Hah! Of course. That’s why I talk so much in my book about soil. It’s where everything begins. The carbon, nitrogen, and every mineral and vitamin that is a building block in our own bodies is derived from soil. The nutrient exchange between soil, microbe, and plant is similar to what takes place in our own intestines. Diversity of microbiota is key to health.
This makes me think of the controversy about raw milk. When you first hear critiques of pasteurization and homogenization, they sound wildly heretical and even a bit crazy. But then when you think about it some more, you realize that pasteurization is about killing life in the milk and homogenization is about marketing, not health. I know this is still a very hot issue in many circles, but there is an intuitive level on which ultra-pasteurization of milk seems akin to what I might call ultra-fiduciarization of money. You know, we sanitize and commoditize our investments just like we sanitize and commoditize our food.
The raw milk issue is so interesting because there is nothing that horrifies a microbiologist or physician more than someone making even a neutral statement about raw milk. It’s on par with sharing a needle with an infected person. So, it was compelling for me to learn about Erika von Mutius’ research. She looks at low rates of autoimmune disease among farm kids. She finds that raw milk is one of the factors. She publishes frequently in European journals about this. When it came to … publishing … in the United States, in the New England Journal of Medicine, and reporting the results of her research into lower rates of allergies and asthma of farm kids in Bavaria, she didn’t include raw milk in the article. My guess is the Journal never would have published Mutius’s work if she had included raw milk.

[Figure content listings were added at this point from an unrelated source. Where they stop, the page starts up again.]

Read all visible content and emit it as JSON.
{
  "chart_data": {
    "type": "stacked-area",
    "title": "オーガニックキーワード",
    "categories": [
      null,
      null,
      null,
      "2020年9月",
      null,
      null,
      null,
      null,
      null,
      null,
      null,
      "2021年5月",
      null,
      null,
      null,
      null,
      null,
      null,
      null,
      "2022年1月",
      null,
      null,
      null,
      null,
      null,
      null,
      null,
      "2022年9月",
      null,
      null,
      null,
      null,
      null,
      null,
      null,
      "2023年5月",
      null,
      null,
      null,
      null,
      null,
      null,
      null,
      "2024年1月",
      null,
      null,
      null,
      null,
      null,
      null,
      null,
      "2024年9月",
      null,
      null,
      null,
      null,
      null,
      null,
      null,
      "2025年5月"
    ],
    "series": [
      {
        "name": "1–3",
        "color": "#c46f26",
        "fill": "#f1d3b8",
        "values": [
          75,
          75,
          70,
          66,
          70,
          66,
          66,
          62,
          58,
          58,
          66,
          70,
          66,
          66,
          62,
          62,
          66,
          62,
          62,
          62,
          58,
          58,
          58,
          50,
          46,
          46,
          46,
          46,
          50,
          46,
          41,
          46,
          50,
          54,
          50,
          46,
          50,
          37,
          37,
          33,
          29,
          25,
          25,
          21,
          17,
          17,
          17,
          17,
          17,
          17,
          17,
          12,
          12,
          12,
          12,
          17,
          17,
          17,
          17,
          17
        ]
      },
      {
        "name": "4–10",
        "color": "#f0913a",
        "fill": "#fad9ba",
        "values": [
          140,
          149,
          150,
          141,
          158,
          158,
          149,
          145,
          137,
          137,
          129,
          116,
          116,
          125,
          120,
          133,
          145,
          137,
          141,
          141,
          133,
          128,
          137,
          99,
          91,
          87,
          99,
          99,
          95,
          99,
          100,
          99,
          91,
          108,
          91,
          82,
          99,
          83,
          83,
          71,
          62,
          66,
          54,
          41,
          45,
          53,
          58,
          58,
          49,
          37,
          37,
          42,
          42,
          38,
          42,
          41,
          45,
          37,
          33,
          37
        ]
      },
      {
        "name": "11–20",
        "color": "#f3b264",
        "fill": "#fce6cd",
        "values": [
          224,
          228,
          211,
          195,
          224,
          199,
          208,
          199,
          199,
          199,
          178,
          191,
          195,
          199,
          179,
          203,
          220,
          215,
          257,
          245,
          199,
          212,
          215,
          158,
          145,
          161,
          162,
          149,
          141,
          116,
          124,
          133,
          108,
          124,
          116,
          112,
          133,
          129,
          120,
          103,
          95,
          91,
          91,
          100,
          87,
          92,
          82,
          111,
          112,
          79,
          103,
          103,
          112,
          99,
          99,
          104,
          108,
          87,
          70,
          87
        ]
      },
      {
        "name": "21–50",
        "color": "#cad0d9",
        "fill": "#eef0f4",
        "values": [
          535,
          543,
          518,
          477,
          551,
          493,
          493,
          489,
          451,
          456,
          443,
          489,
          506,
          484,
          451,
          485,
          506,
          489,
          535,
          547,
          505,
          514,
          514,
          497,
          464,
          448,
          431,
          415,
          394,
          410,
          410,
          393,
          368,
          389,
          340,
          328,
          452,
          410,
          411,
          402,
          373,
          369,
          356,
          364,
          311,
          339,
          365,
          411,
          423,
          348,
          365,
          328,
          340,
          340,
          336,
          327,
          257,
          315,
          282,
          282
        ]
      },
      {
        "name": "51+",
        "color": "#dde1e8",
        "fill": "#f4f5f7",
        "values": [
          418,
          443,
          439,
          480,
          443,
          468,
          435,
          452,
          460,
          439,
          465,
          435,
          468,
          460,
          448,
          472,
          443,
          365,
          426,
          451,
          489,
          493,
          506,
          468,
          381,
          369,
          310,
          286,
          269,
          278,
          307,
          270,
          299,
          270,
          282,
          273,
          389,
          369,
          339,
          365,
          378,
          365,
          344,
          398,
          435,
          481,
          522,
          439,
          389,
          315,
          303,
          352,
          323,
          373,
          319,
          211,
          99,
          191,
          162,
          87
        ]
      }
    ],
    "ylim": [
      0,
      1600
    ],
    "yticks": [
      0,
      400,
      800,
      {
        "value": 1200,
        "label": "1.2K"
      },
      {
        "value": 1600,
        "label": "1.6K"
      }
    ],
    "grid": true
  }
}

There’s a very strong bias against this topic here in the U.S. We go on tirades about the evils of raw milk. But so many more people’s lives are hurt by diabetes. There is something like 30 million people in U.S. with diabetes. It’s astounding. We know what causes it. No mystery. Most of it is processed sugar. Now, let’s Google the number of people sickened by raw milk in the U.S. every year—1% of milk consumed in the U.S. is raw—and of course, this isn’t an apples-to-apples comparison, because I don’t know the number of people who drink raw milk, but still, let’s see: 121 outbreaks of illness related to raw milk in the U.S. from 1993 to 2006. Overall, 1,500 people were sickened and there were two deaths in 13 years . . . versus 10% of our population dealing with diabetes. Way more people become ill or die from ingesting processed sugar. If you go to the Centers for Disease Control website you’ll see very strong language saying in no uncertain terms that raw milk is evil, but they don’t even have a page about processed sugar. We should be having an open discussion about this.
Measuring who gets sick from raw milk is one thing; it’s another to consider the health benefits to people and cows and ecosystems. So how do you measure health? Does this have to be a dollar value? A measure of disease incidence and treatment costs? Is there another way to show the value?
Isn’t that why some communities create alternative currencies? They are trying to value things in a way money typically doesn’t. Some things can be quantified and some can’t, even though they are obvious. Community. Less cancer and less suffering. More resilience in the face of disasters. There are folks beginning to measure factors that increase community resilience in times of natural disasters and war.
We’ve come a long way from the true cost of food, haven’t we?
We have a highly inequitable food system. People who can only afford and access cheap goods, versus people who are willing and able to pay for things that are made with integrity. We are seeing the limits of the “buying cheap crap” approach in terms of our health and the health of the planet but we need to change much more than consumer demand to fix this problem. We need to work from the soil up. It’s good to see Slow Money working on the investor side of things.